I don't really want to go to the party SMc, since to get in I'd have to be dead, but I'm betting it'll be a blast!

meggie said...

Your account of Uncle Willie brought tears to my eyes- the remembrance of my own mother's dying. We were all around her, & she knew we were there, though she couldnt talk or move. It was so harrowing, but I am so glad we were all there. It must be the best death, to be surrounded by those who love you.

Tracey Petersen said...

Farewell Uncle Willie, it sounds to me like you left your mark on this world!

My float said...

I'm so sorry about your uncle, and your loss. It's times like these when you really feel the distance of land and water.

As far as passings go, it seems like he was fortunate. Could we all be so lucky.

(This is a beautiful post to read.)

Little Miss Moi said...

Dear molly. That's a sad story told in a lovely way. I'm glad his family was by his side.

Lone Grey Squirrel said...

Sorry for your loss.

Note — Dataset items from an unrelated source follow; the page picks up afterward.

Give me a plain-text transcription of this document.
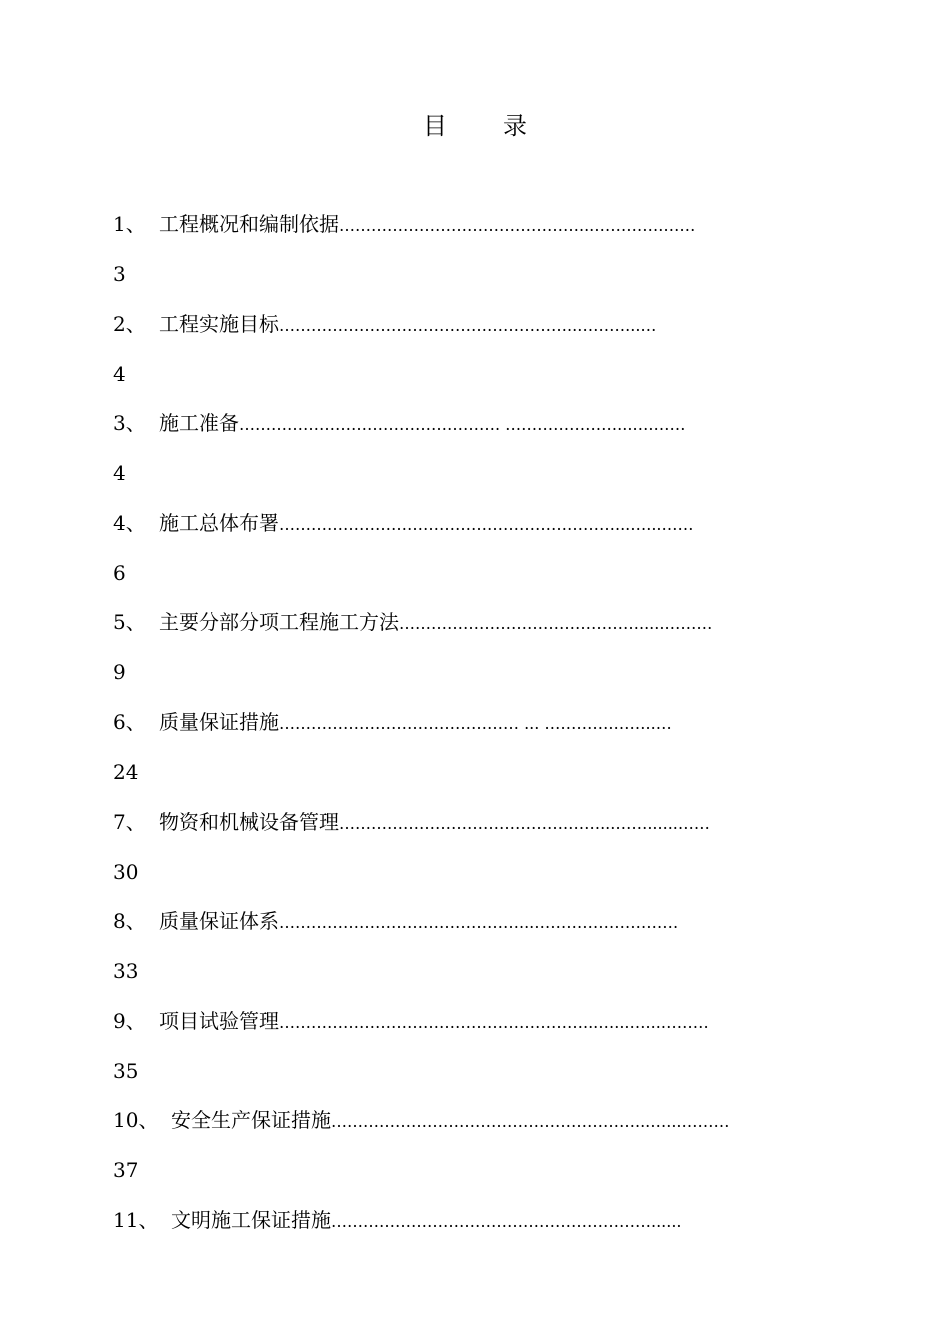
目 录
1、 工程概况和编制依据 ………………………………………...………….……
3
2、 工程实施目标 ………………………………………………..………...…
4
3、 施工准备 …………………………………………. …………………...….……
4
4、 施工总体布署 ………………………………………………………...…...……
6
5、 主要分部分项工程施工方法 ……………………………………….....………
9
6、 质量保证措施 ……………………………………… ... ………….……..…
24
7、 物资和机械设备管理 …………………………………….……...……......……
30
8、 质量保证体系 ………………………………………...………………………
33
9、 项目试验管理 …………………………………………………...…...…...………
35
10、 安全生产保证措施 …………………………………………………...…...………
37
11、 文明施工保证措施 ……………………………………………………......
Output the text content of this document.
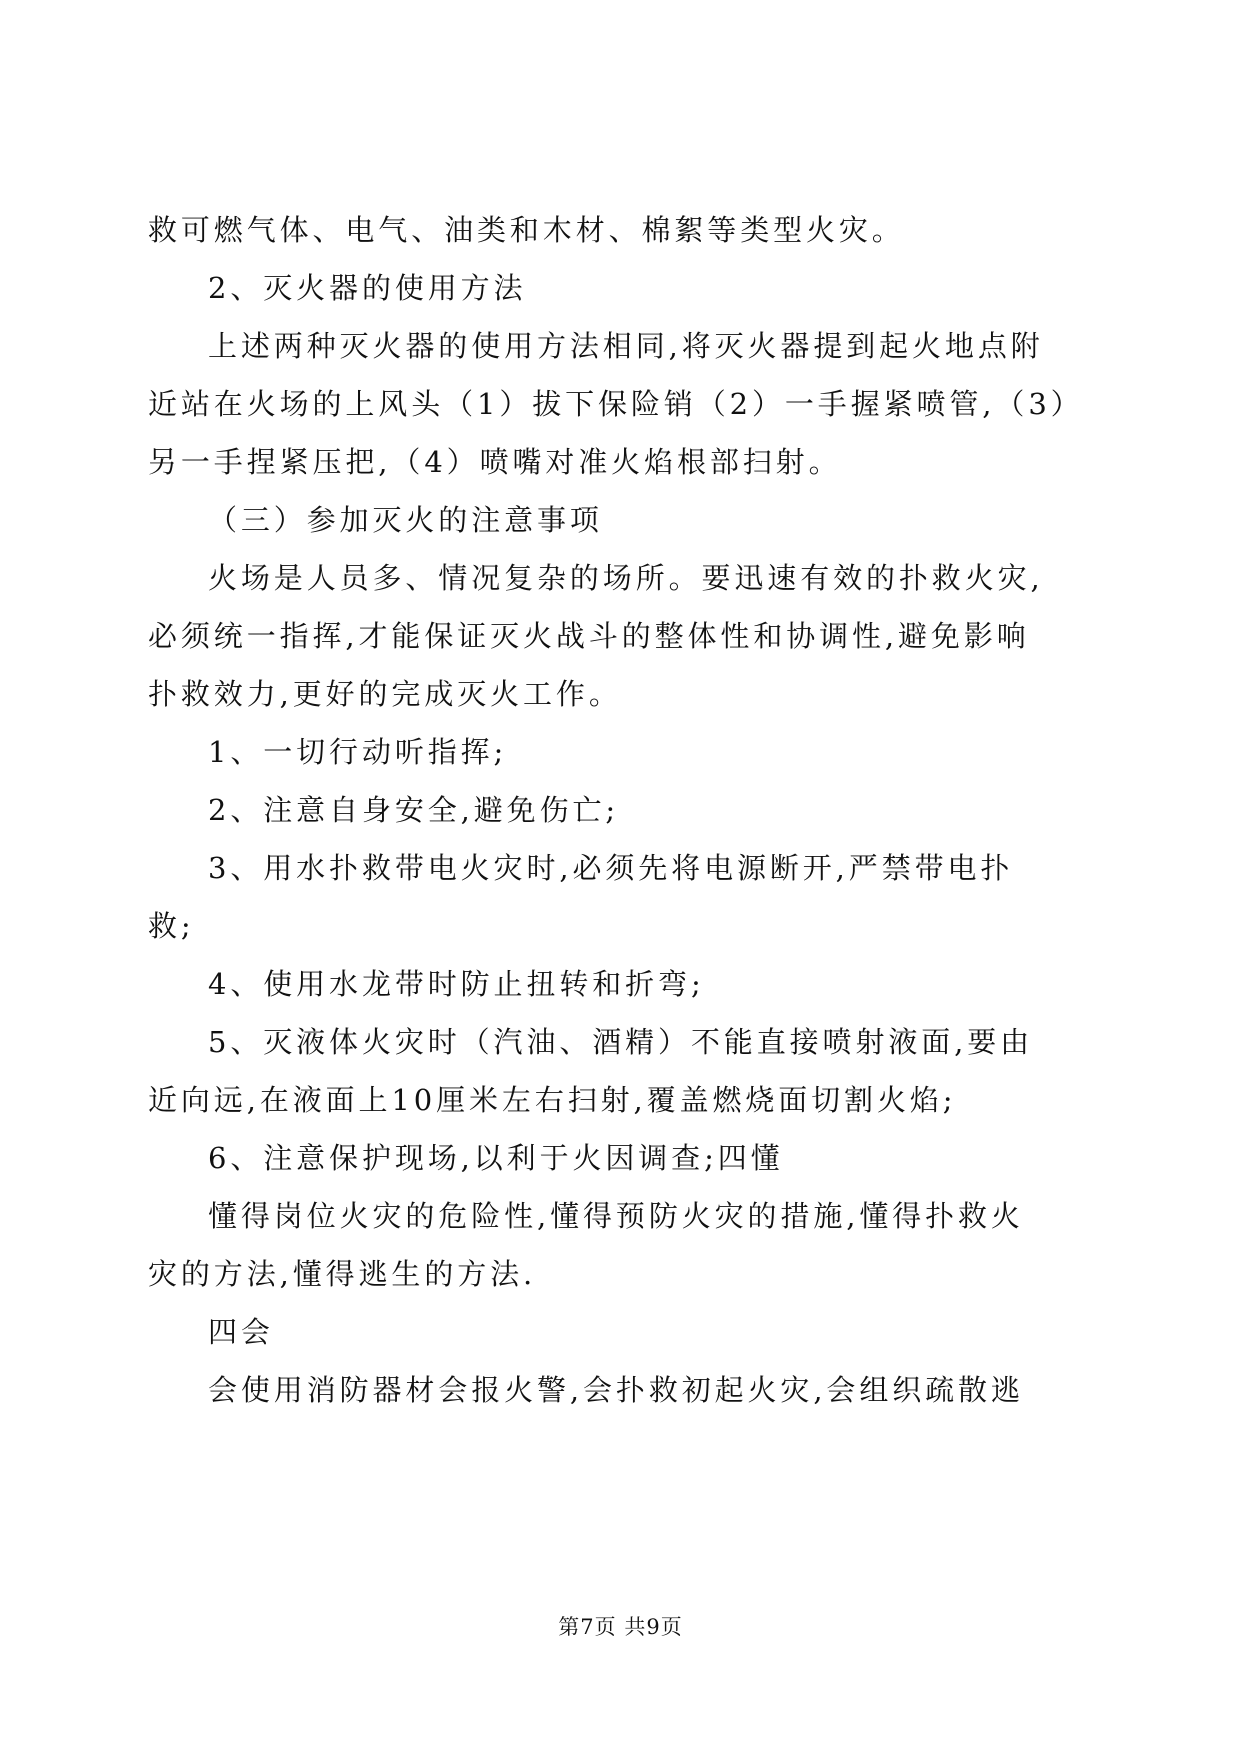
救可燃气体、电气、油类和木材、棉絮等类型火灾。
2、灭火器的使用方法
上述两种灭火器的使用方法相同,将灭火器提到起火地点附
近站在火场的上风头（1）拔下保险销（2）一手握紧喷管,（3）
另一手捏紧压把,（4）喷嘴对准火焰根部扫射。
（三）参加灭火的注意事项
火场是人员多、情况复杂的场所。要迅速有效的扑救火灾,
必须统一指挥,才能保证灭火战斗的整体性和协调性,避免影响
扑救效力,更好的完成灭火工作。
1、一切行动听指挥;
2、注意自身安全,避免伤亡;
3、用水扑救带电火灾时,必须先将电源断开,严禁带电扑
救;
4、使用水龙带时防止扭转和折弯;
5、灭液体火灾时（汽油、酒精）不能直接喷射液面,要由
近向远,在液面上10厘米左右扫射,覆盖燃烧面切割火焰;
6、注意保护现场,以利于火因调查;四懂
懂得岗位火灾的危险性,懂得预防火灾的措施,懂得扑救火
灾的方法,懂得逃生的方法.
四会
会使用消防器材会报火警,会扑救初起火灾,会组织疏散逃
第7页 共9页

Uncle Willie seems to have had a full life and enjoyed it with the ones he loved.

Liz said...

What a lovely farewell for Uncle Willie. You've got a way with words, lady.

Diana said...

I was sorry to hear about your uncle, Molly. It sounds like he had a rich, full life.

Julie's journey said...

You write beautifully.
So said to for you to lose another close relative and being away doesnt help either I know. Take care.

Suse said...

R.I.P. to your uncle.

Blessings to you Molly.

fifi said...

these things that shape the living of life, death love, birth. Goes round and round...

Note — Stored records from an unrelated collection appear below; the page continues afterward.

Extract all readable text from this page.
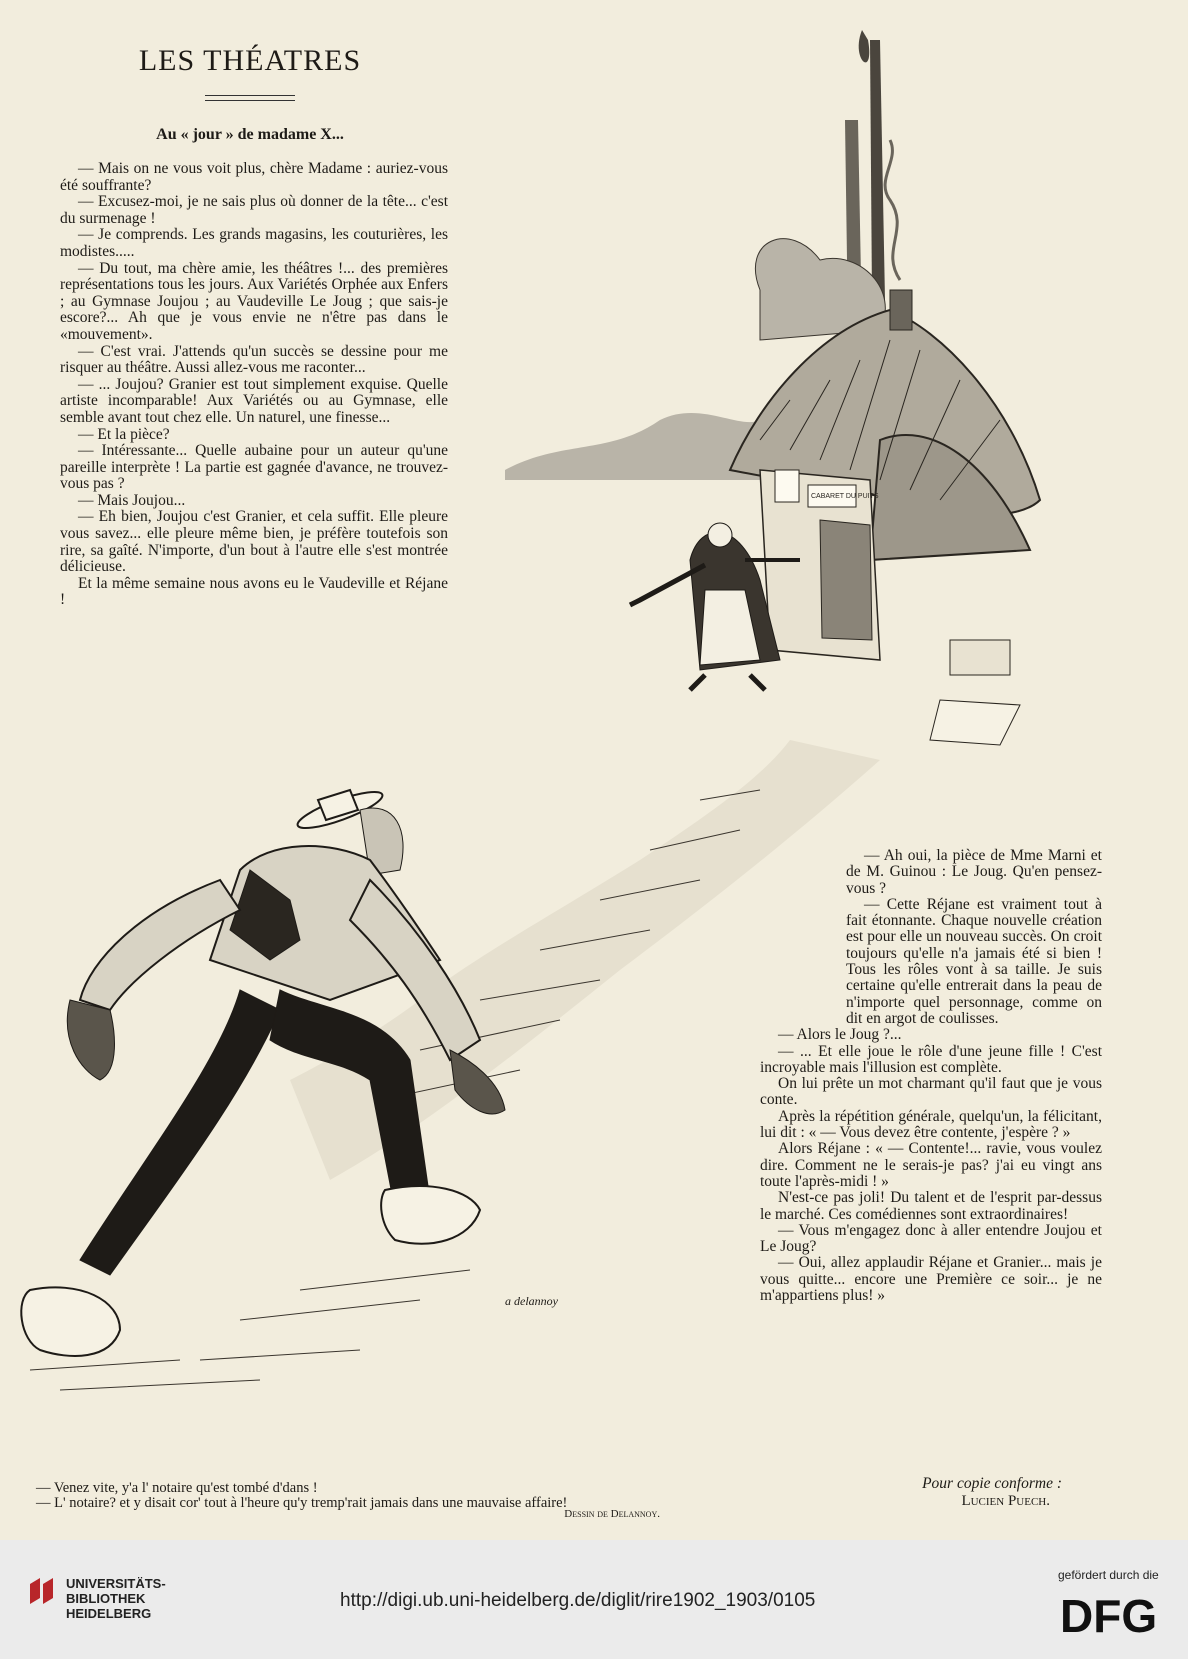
LES THÉATRES
Au « jour » de madame X...

— Mais on ne vous voit plus, chère Madame : auriez-vous été souffrante?

— Excusez-moi, je ne sais plus où donner de la tête... c'est du surmenage !

— Je comprends. Les grands magasins, les couturières, les modistes.....

— Du tout, ma chère amie, les théâtres !... des premières représentations tous les jours. Aux Variétés Orphée aux Enfers ; au Gymnase Joujou ; au Vaudeville Le Joug ; que sais-je escore?... Ah que je vous envie ne n'être pas dans le «mouvement».

— C'est vrai. J'attends qu'un succès se dessine pour me risquer au théâtre. Aussi allez-vous me raconter...

— ... Joujou? Granier est tout simplement exquise. Quelle artiste incomparable! Aux Variétés ou au Gymnase, elle semble avant tout chez elle. Un naturel, une finesse...

— Et la pièce?

— Intéressante... Quelle aubaine pour un auteur qu'une pareille interprète ! La partie est gagnée d'avance, ne trouvez-vous pas ?

— Mais Joujou...

— Eh bien, Joujou c'est Granier, et cela suffit. Elle pleure vous savez... elle pleure même bien, je préfère toutefois son rire, sa gaîté. N'importe, d'un bout à l'autre elle s'est montrée délicieuse.

Et la même semaine nous avons eu le Vaudeville et Réjane !

CABARET DU PUITS
a delannoy

— Ah oui, la pièce de Mme Marni et de M. Guinou : Le Joug. Qu'en pensez-vous ?

— Cette Réjane est vraiment tout à fait étonnante. Chaque nouvelle création est pour elle un nouveau succès. On croit toujours qu'elle n'a jamais été si bien ! Tous les rôles vont à sa taille. Je suis certaine qu'elle entrerait dans la peau de n'importe quel personnage, comme on dit en argot de coulisses.

— Alors le Joug ?...

— ... Et elle joue le rôle d'une jeune fille ! C'est incroyable mais l'illusion est complète.

On lui prête un mot charmant qu'il faut que je vous conte.

Après la répétition générale, quelqu'un, la félicitant, lui dit : « — Vous devez être contente, j'espère ? »

Alors Réjane : « — Contente!... ravie, vous voulez dire. Comment ne le serais-je pas? j'ai eu vingt ans toute l'après-midi ! »

N'est-ce pas joli! Du talent et de l'esprit par-dessus le marché. Ces comédiennes sont extraordinaires!

— Vous m'engagez donc à aller entendre Joujou et Le Joug?

— Oui, allez applaudir Réjane et Granier... mais je vous quitte... encore une Première ce soir... je ne m'appartiens plus! »

Pour copie conforme :
Lucien Puech.
— Venez vite, y'a l' notaire qu'est tombé d'dans !
— L' notaire? et y disait cor' tout à l'heure qu'y tremp'rait jamais dans une mauvaise affaire!
Dessin de Delannoy.
UNIVERSITÄTS-
BIBLIOTHEK
HEIDELBERG
http://digi.ub.uni-heidelberg.de/diglit/rire1902_1903/0105
gefördert durch die
DFG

There are things we miss when the yare gone, that never really leave us.

I hope you don't miss your uncle too much.
And I am sure you have grown roots into the soil where you are planted now.

heartinsanfrancisco said...

What a lovely story about people who are now very real to me, thanks to your prodigious talents with words.

It's a sad fact of life that everything must be paid for. You got to journey afar to a life that was unimaginable when you were a child in Ireland, but in doing so, lost the easy access to home and family that means so much when something like this happens.

I'm sure that your Uncle Willie understood your heart, and that you carry all your family in it always.

It was a good death, as deaths go, one of the best, as he deserved. We should all be so lucky. Slawn leath.